La primera luz del amanecer luchaba por abrirse paso entre los centenarios robles del campus de la Universidad de Athelburg, proyectando sombras alargadas y ominosas sobre los antiguos edificios de piedra. Eran las seis y media de la mañana, y la tranquilidad habitual que precedía al bullicio estudiantil se vio abruptamente rota por el sonido estridente de una alarma, no la de incendio o emergencia, sino el peculiar pitido agudo de la seguridad interna que se activaba cuando una puerta restringida permanecía abierta por más tiempo del debido. La fuente era el ala de Humanidades, en el edificio más antiguo del campus, conocido por sus intrincados pasillos y sus bibliotecas polvorientas.
El primero en responder fue Ricardo Morales, un joven y diligente guardia de seguridad nocturno, cuyo turno estaba a punto de terminar. Ricardo, un exestudiante de sociología que se había quedado trabajando en la universidad para pagar sus deudas, conocía cada recoveco de Athelburg, cada atajo y cada puerta que solía atascarse. La alarma venía del tercer piso, concretamente del ala reservada a los despachos de los profesores de Historia Antigua. Con paso rápido pero cauteloso, subió las escaleras de mármol desgastado, el pitido de la alarma resonando en sus oídos. Al llegar al pasillo, notó que la puerta del despacho 307 estaba entreabierta, una tenue luz escapándose de su interior. El despacho pertenecía a la Dra. Elena Rojas, una eminencia en historia medieval y una mujer conocida por su dedicación casi monacal a su trabajo. Era inusual que alguien estuviera allí tan temprano, y mucho menos con la puerta abierta y la alarma sonando.
Ricardo empujó la puerta con cuidado. El pitido se hizo más fuerte, casi doloroso. La escena dentro del despacho era de un caos incomprensible. Montones de libros y papeles yacían desparramados por el suelo, algunos arrastrados por lo que parecía ser una lucha. Una silla de oficina estaba volcada, y una lámpara de escritorio yacía rota, su cable enredado en un montón de manuscritos antiguos. El aire estaba cargado con un olor metálico y dulce, inconfundiblemente el de la sangre. Ricardo sintió un escalofrío que le recorrió la espalda. Sus ojos se fijaron en la figura desplomada junto al escritorio de madera maciza.
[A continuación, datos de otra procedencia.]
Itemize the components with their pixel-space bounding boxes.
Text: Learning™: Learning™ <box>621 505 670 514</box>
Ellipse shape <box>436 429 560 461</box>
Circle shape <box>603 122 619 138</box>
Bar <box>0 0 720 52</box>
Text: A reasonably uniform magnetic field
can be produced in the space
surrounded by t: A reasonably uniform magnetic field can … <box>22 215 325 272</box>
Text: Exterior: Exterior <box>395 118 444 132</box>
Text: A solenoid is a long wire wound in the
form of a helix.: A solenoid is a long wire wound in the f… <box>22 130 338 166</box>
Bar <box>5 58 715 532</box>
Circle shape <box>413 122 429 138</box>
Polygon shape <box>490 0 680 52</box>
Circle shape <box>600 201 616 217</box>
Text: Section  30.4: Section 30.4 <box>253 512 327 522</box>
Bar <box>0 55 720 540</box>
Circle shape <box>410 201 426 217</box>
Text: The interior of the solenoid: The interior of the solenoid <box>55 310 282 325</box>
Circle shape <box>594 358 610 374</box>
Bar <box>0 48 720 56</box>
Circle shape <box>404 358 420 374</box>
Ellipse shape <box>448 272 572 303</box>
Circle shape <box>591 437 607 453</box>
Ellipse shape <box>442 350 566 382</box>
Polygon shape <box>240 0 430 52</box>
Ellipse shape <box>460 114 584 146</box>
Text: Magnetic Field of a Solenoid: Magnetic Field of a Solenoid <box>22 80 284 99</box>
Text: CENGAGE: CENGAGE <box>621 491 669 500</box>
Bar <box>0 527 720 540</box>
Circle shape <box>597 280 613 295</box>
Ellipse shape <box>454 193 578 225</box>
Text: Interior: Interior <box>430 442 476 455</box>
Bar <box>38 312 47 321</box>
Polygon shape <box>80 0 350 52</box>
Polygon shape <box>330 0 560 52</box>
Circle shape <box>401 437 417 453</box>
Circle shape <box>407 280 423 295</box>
Era la Dra. Elena Rojas. Estaba de rodillas, con la cabeza apoyada en el borde del escritorio, su cabello oscuro cubriendo parte de su rostro. Una mancha oscura y expansiva se extendía por la parte trasera de su blusa, tiñendo de rojo el tejido de forma grotesca. El suelo bajo ella, ya salpicado de papeles y libros, ahora también mostraba regueros que confirmaban la tragedia. Entre los documentos esparcidos, algunos llamaban la atención por sus gráficos y tablas, y en varios de ellos, la frase "Beca Athelburg" destacaba, garabateada o subrayada con una urgencia febril. La alarma de seguridad, diseñada para disuadir, ahora solo servía para amplificar el horror de la escena, como un grito silencioso de la víctima.
Ricardo se quedó paralizado por un instante, su mente intentando procesar lo que sus ojos veían. El cerebro le gritaba "no toques nada", pero su instinto lo empujó a comprobar. Se acercó con manos temblorosas y tocó el cuello de la Dra. Rojas. Su piel estaba fría. No había pulso. Un suspiro ahogado escapó de sus labios. Era demasiado tarde.
Su entrenamiento de seguridad tomó el control. Se apartó rápidamente, sus guantes ya contaminados. Sacó su radio con manos temblorosas y apretó el botón, su voz apenas un susurro que se quebraba por el shock. "Control, aquí Morales. Edificio de Humanidades, despacho 307. Necesito a la policía y una ambulancia. Tenemos... tenemos una situación grave. La Dra. Rojas... creo que está muerta." La voz del operador, distorsionada por la estática, le respondió con la urgencia que la situación demandaba, pero Ricardo ya no escuchaba. Sus ojos, fijos en la figura inmóvil de la Dra. Rojas, no podían apartarse de la escena que había presenciado. La pesadilla apenas comenzaba en la Universidad de Athelburg.